That something big has failed in business leadership is obvious. But the causes of the current economic meltdown aren't necessarily just a failure of ethics or values (although my personal hunch is that these are involved). Recently, the New York Times published an article, “Is It Time to Retrain B-Schools?” which tried to trace some of the corporate malfeasance back to the education many of the corporate leaders received, since presumably most hold MBAs. Broadly, the article reiterated several standing criticisms of business education, including a singular focus on maximizing shareholder value against a limited treatment and understanding of ethics and social responsibility.
Certainly, this focus shares in the blame. I can cite lots of pieces that make this point. A common answer of an executive accused of acting greedy is to claim that he or she was simply acting in the best interest of the owners and, therefore, doing his or her job. Frankly, this is what all business schools, including the Mendoza College, have traditionally taught managers to do, as the idea is normatively embedded into the conventional economic theory of the firm. Free-market economists elegantly justify the economic and social wisdom of that tactic. In fact, they claim that the wealth of the world will be maximized through the use of that strategy yielding, in effect, a bigger pie to be distributed. These economic gains provide important leverage for those who would wish to share their wealth with others.
Of course, trickle-down thinking aside, distribution of wealth by any other means other than by returns to effort or risk, such as by managerial investments in social goods, isn't the forte of that model or many others. It is easy to blame the current mess on greed or a lack of social conscience. It is much harder to propose models that elegantly and effectively guide managerial behavior toward desirable outcomes that don't involve short term maximization of shareholder wealth. Managers who don't work hard to increase shareholder returns don't tend to retain their titles for very long, and I am unaware of any course, anywhere, that provides a good model for deciding when to shift pennies from quarterly dividends and toward “social goods," such as environmental sustainability.
That said, there is a trend afoot within business that has begun to take corporate social responsibility more seriously. The new-found emphasis on sustainability is but one expression of this focus, but this trend isn’t limited to issues of conservation or replacement of valuable resources. It extends more broadly to determining the best, long-term strategies for the management of all of the key assets necessary for the success of a firm. These, of course, include the maintenance of the physical environment. Increasingly, they also include the development, rejuvenation and preservation of talent within the firm, and the deployment of the firm’s assets, not the least of which is credibility and voice, to facilitate positive social movements such as recycling, education, community building and even the peaceful resolution of conflict. Far from being either altruism or the clever creation of a corporate image that might be attractive to consumer, these strategies are being embraced because they are seen as beneficial to the long-term prosperity of the firm. They are not, in any way, antithetical to the interests of the stockholders.
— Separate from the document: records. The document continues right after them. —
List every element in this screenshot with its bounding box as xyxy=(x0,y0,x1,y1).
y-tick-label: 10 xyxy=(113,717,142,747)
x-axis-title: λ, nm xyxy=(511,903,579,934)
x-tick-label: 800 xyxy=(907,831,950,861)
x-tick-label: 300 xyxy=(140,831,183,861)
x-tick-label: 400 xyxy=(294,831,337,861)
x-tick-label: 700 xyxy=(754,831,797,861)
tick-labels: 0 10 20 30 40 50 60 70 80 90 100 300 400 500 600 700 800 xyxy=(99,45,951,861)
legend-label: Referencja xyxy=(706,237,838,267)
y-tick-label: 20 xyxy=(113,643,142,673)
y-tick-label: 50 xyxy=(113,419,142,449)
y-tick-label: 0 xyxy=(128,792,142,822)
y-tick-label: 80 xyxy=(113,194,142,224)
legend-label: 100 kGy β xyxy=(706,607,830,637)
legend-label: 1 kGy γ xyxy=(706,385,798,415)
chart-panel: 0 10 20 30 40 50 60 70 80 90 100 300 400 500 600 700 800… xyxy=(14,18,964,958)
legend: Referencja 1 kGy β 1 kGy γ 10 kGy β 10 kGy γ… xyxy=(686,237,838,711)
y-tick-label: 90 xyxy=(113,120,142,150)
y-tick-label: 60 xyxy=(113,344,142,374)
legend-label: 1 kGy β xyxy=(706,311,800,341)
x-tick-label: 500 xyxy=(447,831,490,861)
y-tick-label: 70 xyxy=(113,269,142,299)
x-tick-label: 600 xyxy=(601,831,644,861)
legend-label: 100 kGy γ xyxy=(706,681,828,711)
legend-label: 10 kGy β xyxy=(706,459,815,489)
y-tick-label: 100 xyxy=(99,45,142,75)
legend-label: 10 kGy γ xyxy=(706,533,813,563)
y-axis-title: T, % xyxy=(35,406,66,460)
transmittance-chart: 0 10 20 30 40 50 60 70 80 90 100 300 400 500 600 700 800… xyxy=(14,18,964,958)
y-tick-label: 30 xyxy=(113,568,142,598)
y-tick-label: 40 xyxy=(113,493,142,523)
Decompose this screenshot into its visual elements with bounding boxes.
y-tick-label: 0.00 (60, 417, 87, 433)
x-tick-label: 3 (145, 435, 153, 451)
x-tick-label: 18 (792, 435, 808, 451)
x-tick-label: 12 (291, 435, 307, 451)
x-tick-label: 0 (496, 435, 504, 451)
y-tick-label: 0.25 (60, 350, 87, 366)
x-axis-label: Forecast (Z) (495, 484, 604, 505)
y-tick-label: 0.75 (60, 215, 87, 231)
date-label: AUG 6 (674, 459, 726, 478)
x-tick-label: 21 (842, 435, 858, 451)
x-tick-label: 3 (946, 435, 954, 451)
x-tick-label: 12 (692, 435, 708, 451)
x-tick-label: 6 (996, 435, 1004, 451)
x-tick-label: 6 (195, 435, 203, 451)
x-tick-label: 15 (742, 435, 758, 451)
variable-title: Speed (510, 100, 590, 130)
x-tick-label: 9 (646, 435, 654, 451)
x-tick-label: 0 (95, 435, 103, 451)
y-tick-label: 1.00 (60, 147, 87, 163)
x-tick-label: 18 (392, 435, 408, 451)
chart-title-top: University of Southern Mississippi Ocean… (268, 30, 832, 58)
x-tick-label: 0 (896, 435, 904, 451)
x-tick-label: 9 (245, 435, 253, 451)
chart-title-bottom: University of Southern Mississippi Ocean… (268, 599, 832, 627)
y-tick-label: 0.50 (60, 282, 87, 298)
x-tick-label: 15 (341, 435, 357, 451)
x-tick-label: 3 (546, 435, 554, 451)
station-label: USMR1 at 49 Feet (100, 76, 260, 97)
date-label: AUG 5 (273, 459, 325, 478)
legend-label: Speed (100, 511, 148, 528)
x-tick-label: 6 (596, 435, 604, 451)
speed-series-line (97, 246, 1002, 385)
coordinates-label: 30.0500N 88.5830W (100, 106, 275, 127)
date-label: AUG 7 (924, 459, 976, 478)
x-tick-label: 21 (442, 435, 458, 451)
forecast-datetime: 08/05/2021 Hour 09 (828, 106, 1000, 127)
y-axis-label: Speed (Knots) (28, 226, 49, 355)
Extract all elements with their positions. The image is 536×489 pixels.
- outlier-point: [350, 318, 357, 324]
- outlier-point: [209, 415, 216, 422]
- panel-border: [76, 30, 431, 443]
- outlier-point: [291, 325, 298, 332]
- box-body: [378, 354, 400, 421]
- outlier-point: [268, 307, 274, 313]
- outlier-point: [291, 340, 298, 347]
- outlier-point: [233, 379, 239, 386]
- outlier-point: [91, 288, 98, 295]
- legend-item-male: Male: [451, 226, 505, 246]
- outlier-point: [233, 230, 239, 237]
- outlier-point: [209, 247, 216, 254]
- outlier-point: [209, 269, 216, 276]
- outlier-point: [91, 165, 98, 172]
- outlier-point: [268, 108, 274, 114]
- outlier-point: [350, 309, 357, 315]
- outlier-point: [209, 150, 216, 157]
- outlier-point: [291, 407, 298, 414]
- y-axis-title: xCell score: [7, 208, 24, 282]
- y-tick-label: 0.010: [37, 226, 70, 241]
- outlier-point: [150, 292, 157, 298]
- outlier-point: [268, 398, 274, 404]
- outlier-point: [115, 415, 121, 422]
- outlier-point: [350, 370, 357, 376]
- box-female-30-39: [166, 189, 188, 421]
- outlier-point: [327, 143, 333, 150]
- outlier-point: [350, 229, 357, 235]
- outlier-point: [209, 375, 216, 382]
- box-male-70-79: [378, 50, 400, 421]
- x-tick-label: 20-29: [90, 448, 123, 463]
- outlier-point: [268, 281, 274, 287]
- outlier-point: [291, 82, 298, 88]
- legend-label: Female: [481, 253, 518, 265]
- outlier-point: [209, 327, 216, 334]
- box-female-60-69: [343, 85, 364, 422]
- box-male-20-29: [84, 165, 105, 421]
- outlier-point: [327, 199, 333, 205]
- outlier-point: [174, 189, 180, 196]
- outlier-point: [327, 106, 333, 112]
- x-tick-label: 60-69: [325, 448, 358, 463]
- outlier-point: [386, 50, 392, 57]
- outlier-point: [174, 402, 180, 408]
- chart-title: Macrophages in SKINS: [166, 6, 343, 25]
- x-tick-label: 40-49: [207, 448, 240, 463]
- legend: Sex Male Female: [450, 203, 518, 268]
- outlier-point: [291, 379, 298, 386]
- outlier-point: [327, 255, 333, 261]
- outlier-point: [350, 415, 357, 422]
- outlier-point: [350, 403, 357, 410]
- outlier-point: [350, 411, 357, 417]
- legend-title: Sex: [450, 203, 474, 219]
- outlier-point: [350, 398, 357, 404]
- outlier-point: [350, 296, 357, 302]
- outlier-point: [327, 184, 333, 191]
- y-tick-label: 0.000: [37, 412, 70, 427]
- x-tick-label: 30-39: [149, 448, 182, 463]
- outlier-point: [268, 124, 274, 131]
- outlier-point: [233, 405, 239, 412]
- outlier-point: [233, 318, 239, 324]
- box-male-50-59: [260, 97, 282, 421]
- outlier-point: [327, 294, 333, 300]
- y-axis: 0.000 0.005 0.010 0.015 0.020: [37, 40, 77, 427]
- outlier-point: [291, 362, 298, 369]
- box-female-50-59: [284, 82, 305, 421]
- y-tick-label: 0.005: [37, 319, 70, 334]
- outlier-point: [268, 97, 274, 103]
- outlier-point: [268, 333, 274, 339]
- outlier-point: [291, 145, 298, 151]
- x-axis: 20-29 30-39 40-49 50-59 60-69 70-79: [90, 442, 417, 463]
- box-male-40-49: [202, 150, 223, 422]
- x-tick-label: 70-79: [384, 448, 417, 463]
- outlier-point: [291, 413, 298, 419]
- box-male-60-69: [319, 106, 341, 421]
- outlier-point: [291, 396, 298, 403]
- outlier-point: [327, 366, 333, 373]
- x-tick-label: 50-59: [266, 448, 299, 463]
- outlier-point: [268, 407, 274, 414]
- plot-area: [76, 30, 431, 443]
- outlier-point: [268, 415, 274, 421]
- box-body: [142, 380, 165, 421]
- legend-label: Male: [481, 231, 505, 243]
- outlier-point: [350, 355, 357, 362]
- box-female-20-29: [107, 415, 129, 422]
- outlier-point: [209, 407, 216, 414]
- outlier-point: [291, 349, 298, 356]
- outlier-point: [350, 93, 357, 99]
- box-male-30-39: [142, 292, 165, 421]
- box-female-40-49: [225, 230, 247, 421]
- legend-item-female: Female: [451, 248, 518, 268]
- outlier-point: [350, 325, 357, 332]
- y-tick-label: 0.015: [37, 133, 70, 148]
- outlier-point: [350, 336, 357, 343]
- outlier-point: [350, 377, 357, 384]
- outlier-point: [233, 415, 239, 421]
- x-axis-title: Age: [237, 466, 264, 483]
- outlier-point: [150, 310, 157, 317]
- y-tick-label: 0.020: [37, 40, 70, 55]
The interests of society and the interests of private business are reasonably well-aligned, particularly when one takes a perspective that focuses dominantly on the next 10 years rather than the next 10 quarters. While I would not argue that we have been wrong to emphasize the responsibility of managers to produce acceptable economic returns to shareholders, it seems that we have learned the hard way that our conventional ways of teaching about this responsibility may not create the kinds of perspectives needed among today’s managers. Reliance on the old ways is unlikely to encourage business to break from the binge-and-purge cycles that have characterized it over the last decade.
What is needed is a more thoughtful and better developed emphasis within business and business education on the linkage between the actions and strategies of business institutions and the societal outcomes that make the world a better place for everyone, including the stockholders and other stakeholders of the firm. At Mendoza, we have long had our eye on questions of business ethics and corporate social responsibility. We have long had a vision that business can be more than an agent for wealth creation. However, we appear to be at a watershed moment where businesses are actively seeking new approaches and real transformation may be possible.
It is our mission and our goal at Mendoza to produce graduates who can be at the forefront of this evolution of strategic thinking. At this time, it is particularly our goal to foster thought-leadership that better demonstrates the alignment between stockholder and societal value. By doing so, we can achieve our mission to position business as a force for good in the world.